Respon Positif Otoritas Jasa Keuangan (OJK)
Kabar terpilihnya jajaran pimpinan baru ini disambut hangat oleh Otoritas Jasa Keuangan (OJK). Ketua Dewan Komisioner OJK, Frederica Widyasari Dewi, menyampaikan apresiasinya terhadap terpilihnya Destry Damayanti, Aida S. Budiman, dan juga solikin m juhro. Ia menekankan pentingnya kolaborasi antarlembaga dalam Komite Stabilitas Sistem Keuangan (KSSK).
Frederica juga menyoroti aspek kepemimpinan perempuan yang semakin kuat di sektor ekonomi nasional dengan terpilihnya Destry dan Aida. Ia optimis bahwa komunikasi yang telah terjalin baik selama ini antara OJK dengan para calon pimpinan BI akan semakin erat, sehingga sinergi dalam menjaga stabilitas sistem keuangan nasional dapat berjalan lebih optimal.

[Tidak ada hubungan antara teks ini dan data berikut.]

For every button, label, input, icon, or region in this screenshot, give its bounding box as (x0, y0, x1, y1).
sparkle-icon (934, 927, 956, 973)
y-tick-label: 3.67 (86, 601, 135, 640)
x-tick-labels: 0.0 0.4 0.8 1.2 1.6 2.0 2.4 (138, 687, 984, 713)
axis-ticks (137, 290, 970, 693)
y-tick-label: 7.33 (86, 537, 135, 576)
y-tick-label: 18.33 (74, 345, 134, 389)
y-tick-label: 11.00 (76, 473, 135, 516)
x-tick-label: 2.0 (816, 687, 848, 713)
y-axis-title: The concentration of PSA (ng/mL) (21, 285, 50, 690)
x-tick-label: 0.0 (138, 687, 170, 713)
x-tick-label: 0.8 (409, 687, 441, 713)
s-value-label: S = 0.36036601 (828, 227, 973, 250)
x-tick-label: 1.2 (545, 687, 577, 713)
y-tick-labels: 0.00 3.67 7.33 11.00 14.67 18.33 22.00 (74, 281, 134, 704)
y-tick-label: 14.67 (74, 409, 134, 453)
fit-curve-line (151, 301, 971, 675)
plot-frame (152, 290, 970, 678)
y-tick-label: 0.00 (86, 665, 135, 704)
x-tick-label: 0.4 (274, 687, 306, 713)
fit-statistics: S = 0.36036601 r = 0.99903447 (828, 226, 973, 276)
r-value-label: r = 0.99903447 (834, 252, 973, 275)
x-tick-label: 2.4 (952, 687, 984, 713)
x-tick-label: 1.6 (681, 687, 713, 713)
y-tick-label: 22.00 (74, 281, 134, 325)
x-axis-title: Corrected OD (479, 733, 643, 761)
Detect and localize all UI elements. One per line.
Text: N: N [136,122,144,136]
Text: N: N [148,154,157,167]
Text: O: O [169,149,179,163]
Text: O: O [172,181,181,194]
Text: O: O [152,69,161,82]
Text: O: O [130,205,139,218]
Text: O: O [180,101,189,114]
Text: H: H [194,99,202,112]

Dengan formasi kepemimpinan yang baru ini, Bank Indonesia diharapkan mampu menavigasi berbagai ketidakpastian ekonomi global dan domestik. Kehadiran sosok berpengalaman seperti Solikin M. Juhro di jajaran Deputi Gubernur diharapkan dapat memberikan penguatan pada aspek kebijakan makroprudensial dan stabilitas moneter yang menjadi pilar utama ekonomi Indonesia hingga tahun 2031.